COS 30-7
Are native and invasive species functionally similar in low-resource ecosystems?  A functional trait comparison across five Mediterranean-climate ecosystems

Tuesday, August 12, 2014: 10:10 AM
Golden State, Hyatt Regency Hotel
Jennifer L. Funk, Schmid College of Science & Technology, Chapman University, CA
Rachel J. Standish, School of Plant Biology, University of Western Australia, Crawley, Australia
William Stock, Centre for Ecosystem Management, Edith Cowan University, Perth, Australia
Fernando Valladares, Museo Nacional de Ciencias Naturales, CSIC, Madrid, Spain
Fernanda Pérez, Departamento de Ecología, Pontificia Universidad Católica de Chile, IEB, Santiago, Chile

It is difficult to identify a suite of general traits explaining invasiveness because traits of invaders depend on characteristics of the invaded habitats.  Specifically, the mechanisms allowing exotic species to invade low-resource ecosystems are likely to be very different from those allowing species to invade high-resource ecosystems.  Invasive species tend to be located on the fast-return end of leaf economic spectrum (LES), displaying low leaf mass per unit area (LMA), high rates of carbon assimilation, high leaf nitrogen (N) content, and short leaf lifespan while native species occupy the slow-return end of the LES.  However, it is unclear if these functional differences exist in low-resource ecosystems where theory suggests plant species should benefit from traits characterized by the slow-return end of the LES. 

In this study, we measured functional traits from native and invasive species occurring in eight vegetation communities across the five Mediterranean-climate ecosystems (MCEs).  MCEs are characterized by cool, wet winters and hot, dry summers.  Woody species native to these regions have developed traits that allow them to thrive in this climate, including LMA and small evergreen leaves or drought deciduousness, while annual species germinate and flower early in the wet season to avoid hot, dry summers.  Understanding invasion dynamics in these systems is critical due to their status as biodiversity hotspots.

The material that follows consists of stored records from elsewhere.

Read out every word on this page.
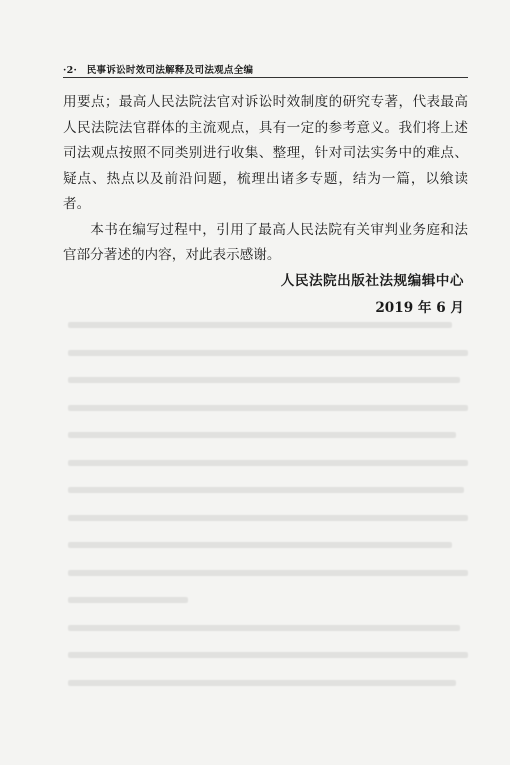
·2· 民事诉讼时效司法解释及司法观点全编

用要点；最高人民法院法官对诉讼时效制度的研究专著，代表最高人民法院法官群体的主流观点，具有一定的参考意义。我们将上述司法观点按照不同类别进行收集、整理，针对司法实务中的难点、疑点、热点以及前沿问题，梳理出诸多专题，结为一篇，以飨读者。

本书在编写过程中，引用了最高人民法院有关审判业务庭和法官部分著述的内容，对此表示感谢。

人民法院出版社法规编辑中心
2019 年 6 月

We collected functional trait data from the most common invasive (5-9 species per site) and native (7-47 species per site) species in California (serpentine grassland, coastal sage scrub), Chile (sclerophyll woodland), South Africa (acid-sands fynbos, Renosterveld), Spain (coastal grassland), and Western Australia (banksia woodland, coastal banksia woodland).  Traits included leaf N and P content, LMA, photosynthetic capacity, water use efficiency, photosynthetic nutrient use efficiency, root depth, specific root length, nutrient acquisition strategy, height, seed mass, and life form.  Traits differed more strongly across the eight sites than between native and invasive species.  Despite differences in LMA, root depth, and life form, native and invasive species were similar with respect to rates of carbon assimilation and resource use efficiency.  Overall, our data suggest that invasive species are functionally similar to native species in MCEs although there is significant variability across regions and across sites within regions resulting from different environmental pressures and land-use history.